Talip, depodan getirdiği bir battaniyeyle cihazı iyice sarıp sarmaladı. Hasta arabasının üzerine beraberce tutup koydular. Yerine de başka bir yerden buldukları bozuk bir aleti bıraktılar. Bir kere gözünü para kazanma hırsı bürümüştü; insan canının ne kadar değerli olduğunu düşünecek durumu yoktu. Kendi menfaatinden başkasını düşünmüyordu. Ahirette hesap verme şuuru zaten yoktu onun. İnanç konularına birtakım hurafeler diye bakardı. Bu yüzden gününü gün etme, dünyayı, sadece dünyayı düşünürdü.
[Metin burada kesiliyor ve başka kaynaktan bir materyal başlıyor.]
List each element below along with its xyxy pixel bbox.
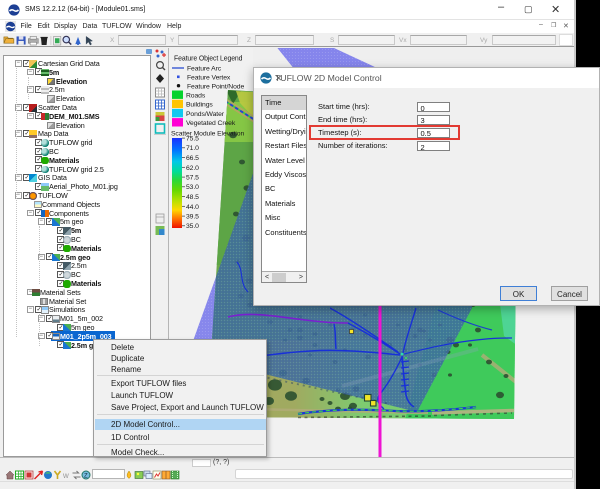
- svg-text:Feature Point/Node: Feature Point/Node: [187, 84, 244, 91]
- svg-text:66.5: 66.5: [186, 155, 199, 162]
- svg-text:48.5: 48.5: [186, 194, 199, 201]
- svg-text:Feature Vertex: Feature Vertex: [187, 75, 231, 82]
- svg-text:62.0: 62.0: [186, 165, 199, 172]
- svg-text:Feature Object Legend: Feature Object Legend: [174, 56, 243, 63]
- svg-text:57.5: 57.5: [186, 175, 199, 182]
- svg-text:w: w: [62, 471, 69, 480]
- svg-text:75.5: 75.5: [186, 136, 199, 143]
- svg-text:44.0: 44.0: [186, 204, 199, 211]
- svg-text:53.0: 53.0: [186, 184, 199, 191]
- svg-text:Vegetated Creek: Vegetated Creek: [186, 120, 236, 127]
- svg-text:71.0: 71.0: [186, 145, 199, 152]
- svg-text:35.0: 35.0: [186, 223, 199, 230]
- svg-text:Ponds/Water: Ponds/Water: [186, 111, 225, 118]
- svg-text:Scatter Module Elevation: Scatter Module Elevation: [171, 131, 244, 138]
- svg-text:Buildings: Buildings: [186, 102, 213, 109]
- svg-text:Z: Z: [84, 474, 88, 480]
- svg-text:39.5: 39.5: [186, 214, 199, 221]
- svg-text:Roads: Roads: [186, 93, 206, 100]
- svg-text:Feature Arc: Feature Arc: [187, 66, 222, 73]
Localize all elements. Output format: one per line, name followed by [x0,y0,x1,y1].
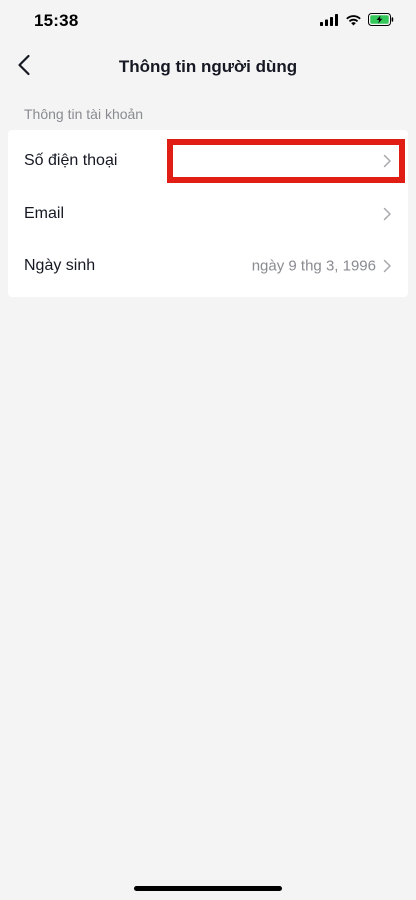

Ertesi gün o da hastaneden ayrılıp, birkaç gün içinde memleketine taşınacaktı. Zamanlama onun açısından çok mükemmeldi. Plan iyi yapılmış, başarıyla uygulanmıştı. Evde hazırlıklar daha önceden başlamıştı zaten. Şehirlerarası taşımacılık şirketi kapıya gelmiş, göreve başlamıştı bile. Talip’in içi içine sığmıyordu. Kazandığı parayla daha zengin olmanın yollarını bulacaktı. Şimdilik parayı bankaya yatıramazdı. Bankada parası olduğu öğrenilirse, cihazın onun tarafından çalındığı anlaşılabilirdi. Paranın faiziyle bile geçinse olurdu. Biricik kızı Feray’a iyi bir okul ve istikbal hazırlamalıydı. Kendisi de dünya nimetlerinden yararlanmayı ihmal etmemeliydi. Eşyalar taşınırken hep bunu düşünüyordu. Son defa arkadaşlarıyla oynayan üç yaşındaki kızına bakıyordu. Bir ara onun yukarıya su içmek için çıktığını gördü. Arkadaşlarına oradan sesleniyordu. Kız, onlardan ayrılmak istemiyordu. Fakat balkondan o kadar sarkmıştı ki dengesini koruyamadı. Bir çığlık duyuldu. Aşağıdaki babasının kucağını açıp onu tutmasını isteyen masum ve zavallı bir kızın feryadıydı bu.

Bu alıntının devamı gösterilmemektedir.